As well, the QR tells us that it decided column 5 (that is the last element of E) is the one it wants to drop out.
Nguyen Le on 8 Jun 2023
How fast is this method compare to build a chain of growing subspaces, check for the rank and only keep the columns that increases the rank of the subspaces
Matt J on 8 Jun 2023
Edited: Matt J on 8 Jun 2023
@Nguyen Le I suspect that method would be a lot slower because it could require O(N) svd operations to compute the rank. Additionally, it would be difficult to decide what numerical tolerance parameter to choose for the submatrix rank computations. Consider for example,
A=[1e-20 1;
1e-20 1];
B=[1e-20 2e-20;
1e-20 2e-20];
Numerically, the first column of A should be considered to have rank 0, whereas the same column in matrix B should be considered to have rank 1. But there's no way to know that without somehow choosing rank()'s tolerance parameter adaptively based on the entire matrix. With the selections below, we get the opposite results from what we would want:
rank(A(:,1))
ans = 1
rank(B(:,1),1e-10)
ans = 0

Matt J on 4 Aug 2020
HN on 4 Aug 2020
Edited: HN on 4 Aug 2020
Thank you Matt J
I just found it a bit earlier before you post it here and it clears everything for me !
Thank you

Bruno Luong on 3 Aug 2020
Edited: Bruno Luong on 3 Aug 2020
Test matrix (10 x 6) with rank 4
M = rand(10,4)*rand(4,6)
Automatic selection of independent columns of M
[Q,R,p] = qr(M,'vector');
dr = abs(diag(R));
if dr(1)
tol = 1e-10;
r = find(dr>=tol*dr(1),1,'last');
ci = p(1:r) % here is the index of independent columns
else
r = 0;
ci = [];
end
% Submatrix with r columns (and full column rank).
Mind=M(:,ci)
% Those three rank estimation should be equals
% if it's not then the cause if MATLAB selection of tolerance for rank differs with the above
% and usage of more robust SVD algorithm for rank estimation
rank(Mind)
rank(M)
r
Henry Wolkowicz on 30 Oct 2021
I now see the problem, i.e. qr behaves differently with sparse input matrix X. It is fine with X=full(X)
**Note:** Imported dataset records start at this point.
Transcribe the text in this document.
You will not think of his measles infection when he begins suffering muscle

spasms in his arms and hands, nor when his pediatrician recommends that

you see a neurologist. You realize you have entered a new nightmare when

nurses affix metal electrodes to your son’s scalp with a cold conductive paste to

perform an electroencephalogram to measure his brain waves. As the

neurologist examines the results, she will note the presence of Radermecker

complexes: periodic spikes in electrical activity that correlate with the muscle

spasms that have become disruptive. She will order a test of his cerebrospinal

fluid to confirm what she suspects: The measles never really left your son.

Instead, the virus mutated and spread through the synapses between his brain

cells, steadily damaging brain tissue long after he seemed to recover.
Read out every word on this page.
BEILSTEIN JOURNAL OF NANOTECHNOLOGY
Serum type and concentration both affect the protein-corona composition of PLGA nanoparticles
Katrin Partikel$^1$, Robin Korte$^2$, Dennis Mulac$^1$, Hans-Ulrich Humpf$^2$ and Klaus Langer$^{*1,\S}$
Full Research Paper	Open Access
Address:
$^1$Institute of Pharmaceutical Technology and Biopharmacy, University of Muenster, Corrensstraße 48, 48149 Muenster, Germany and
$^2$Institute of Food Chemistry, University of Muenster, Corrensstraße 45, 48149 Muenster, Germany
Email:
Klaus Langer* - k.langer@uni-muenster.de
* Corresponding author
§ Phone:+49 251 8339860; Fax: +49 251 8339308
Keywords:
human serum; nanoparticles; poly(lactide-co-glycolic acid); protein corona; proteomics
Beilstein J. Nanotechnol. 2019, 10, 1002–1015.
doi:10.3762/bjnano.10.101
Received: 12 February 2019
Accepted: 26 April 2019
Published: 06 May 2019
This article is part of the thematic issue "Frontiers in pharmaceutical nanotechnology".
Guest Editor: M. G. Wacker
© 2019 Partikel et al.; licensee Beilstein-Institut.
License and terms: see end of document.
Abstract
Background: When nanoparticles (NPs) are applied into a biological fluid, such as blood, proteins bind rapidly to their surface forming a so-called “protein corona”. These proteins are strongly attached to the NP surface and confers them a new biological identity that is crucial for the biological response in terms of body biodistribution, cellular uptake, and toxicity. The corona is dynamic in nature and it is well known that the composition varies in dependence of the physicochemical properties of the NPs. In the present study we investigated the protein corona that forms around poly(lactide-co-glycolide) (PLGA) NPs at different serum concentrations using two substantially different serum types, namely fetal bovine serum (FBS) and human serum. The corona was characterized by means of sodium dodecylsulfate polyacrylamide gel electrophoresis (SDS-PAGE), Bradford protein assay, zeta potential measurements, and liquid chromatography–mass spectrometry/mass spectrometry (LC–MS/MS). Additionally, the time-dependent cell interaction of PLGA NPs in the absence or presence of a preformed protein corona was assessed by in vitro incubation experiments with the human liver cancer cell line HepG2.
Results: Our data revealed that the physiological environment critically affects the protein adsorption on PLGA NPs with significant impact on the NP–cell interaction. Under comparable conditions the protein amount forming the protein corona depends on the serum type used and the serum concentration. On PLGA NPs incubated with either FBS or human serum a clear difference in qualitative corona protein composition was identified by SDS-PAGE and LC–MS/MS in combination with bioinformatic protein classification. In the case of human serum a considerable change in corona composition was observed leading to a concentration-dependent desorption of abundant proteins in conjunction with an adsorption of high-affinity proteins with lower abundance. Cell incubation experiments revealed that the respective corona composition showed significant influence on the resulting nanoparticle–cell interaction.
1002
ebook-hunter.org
Bruno Luong on 31 Oct 2021
When you apply qr with permutation on sparse matrix S
[Q,R,p] = qr(S,'vector')
MATLAB returns the permutation to have R having "good" sparse pattern, and does not make the diagonal
abs(diag(R))
decreasing (this requirement usually makes R fully filled with non-zeros elements).